Infine credo che servirebbe anche una forma di “continenza verbale”. Si parla tanto, troppo, ad una generazione che è abituata a messaggi molto diretti e che, in questo modo, ha imparato a dialogare e argomentare. Noi adulti, invece, siamo abituati a pontificare, a parlare tanto quasi sempre per narcisismo.
Umberto Galimberti ha scritto “Al nichilismo passivo della rassegnazione non sono pochi i giovani che sostituiscono il nichilismo attivo di chi, prendendo le mosse proprio da quel desolante scenario, e non da consolanti speranze o inutili attese, inventa il proprio futuro”. Che ne pensa?
Penso che il nichilismo dei giovani sia un problema e che sia la risposta ad un mondo vuoto. Pieno di oggetti e cose da consumare, ma di fatto svuotato di un orizzonte di senso. Trascorro molto tempo a parlare con i più giovani e mi colpisce molto come stiano ad ascoltare con grande attenzione e pongano domande molto pertinenti.

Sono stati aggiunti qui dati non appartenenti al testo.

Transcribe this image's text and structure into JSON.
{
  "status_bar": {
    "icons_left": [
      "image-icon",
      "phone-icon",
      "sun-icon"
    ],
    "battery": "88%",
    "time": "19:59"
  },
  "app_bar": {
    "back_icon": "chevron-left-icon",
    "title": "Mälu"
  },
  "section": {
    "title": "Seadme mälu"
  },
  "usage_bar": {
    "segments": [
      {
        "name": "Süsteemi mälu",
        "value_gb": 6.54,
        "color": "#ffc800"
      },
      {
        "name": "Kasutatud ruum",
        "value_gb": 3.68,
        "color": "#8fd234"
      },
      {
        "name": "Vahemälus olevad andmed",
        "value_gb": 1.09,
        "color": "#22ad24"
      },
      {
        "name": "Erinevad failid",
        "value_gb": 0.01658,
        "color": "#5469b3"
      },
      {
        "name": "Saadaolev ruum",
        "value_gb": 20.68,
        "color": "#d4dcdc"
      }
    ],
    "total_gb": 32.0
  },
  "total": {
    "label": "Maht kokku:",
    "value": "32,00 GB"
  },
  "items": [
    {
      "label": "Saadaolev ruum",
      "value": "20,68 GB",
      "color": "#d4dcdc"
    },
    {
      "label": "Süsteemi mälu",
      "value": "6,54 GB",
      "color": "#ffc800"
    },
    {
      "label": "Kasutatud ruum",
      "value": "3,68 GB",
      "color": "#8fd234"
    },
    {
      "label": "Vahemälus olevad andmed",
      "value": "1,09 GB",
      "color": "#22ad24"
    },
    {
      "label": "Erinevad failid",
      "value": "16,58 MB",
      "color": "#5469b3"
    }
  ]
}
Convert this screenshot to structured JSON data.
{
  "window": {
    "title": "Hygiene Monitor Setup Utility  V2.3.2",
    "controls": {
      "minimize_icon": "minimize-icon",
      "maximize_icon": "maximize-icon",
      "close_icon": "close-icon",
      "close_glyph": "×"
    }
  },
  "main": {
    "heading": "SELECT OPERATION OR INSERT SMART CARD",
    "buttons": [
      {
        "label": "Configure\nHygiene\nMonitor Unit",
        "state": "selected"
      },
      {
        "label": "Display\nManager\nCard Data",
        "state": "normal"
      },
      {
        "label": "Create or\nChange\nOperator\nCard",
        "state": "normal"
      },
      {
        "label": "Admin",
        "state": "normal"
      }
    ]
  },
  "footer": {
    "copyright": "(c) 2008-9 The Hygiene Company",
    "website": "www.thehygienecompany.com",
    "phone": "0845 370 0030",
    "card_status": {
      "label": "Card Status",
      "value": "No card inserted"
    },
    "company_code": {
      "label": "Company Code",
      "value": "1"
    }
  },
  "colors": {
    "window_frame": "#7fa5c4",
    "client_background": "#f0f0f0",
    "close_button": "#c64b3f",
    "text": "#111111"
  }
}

L’unico modo per sconfiggere il nichilismo, quello passivo di chi si arrende o si adegua ad una vita vuota o quello attivo di chi, consapevolmente, sceglie la strada della reazione anche violenta, è quello di creare un vero spazio di dialogo e, innanzitutto, di ascoltare. I giovani hanno molto da dire ma il loro linguaggio è diverso da quello del mondo adulto. Per questo ci vogliono capacità di ascolto, pazienza, capacità di analisi e anche di traduzione. Voglio dire che forse un compito dell’informazione sarebbe spiegare cosa autenticamente desiderano teenager e ventenni.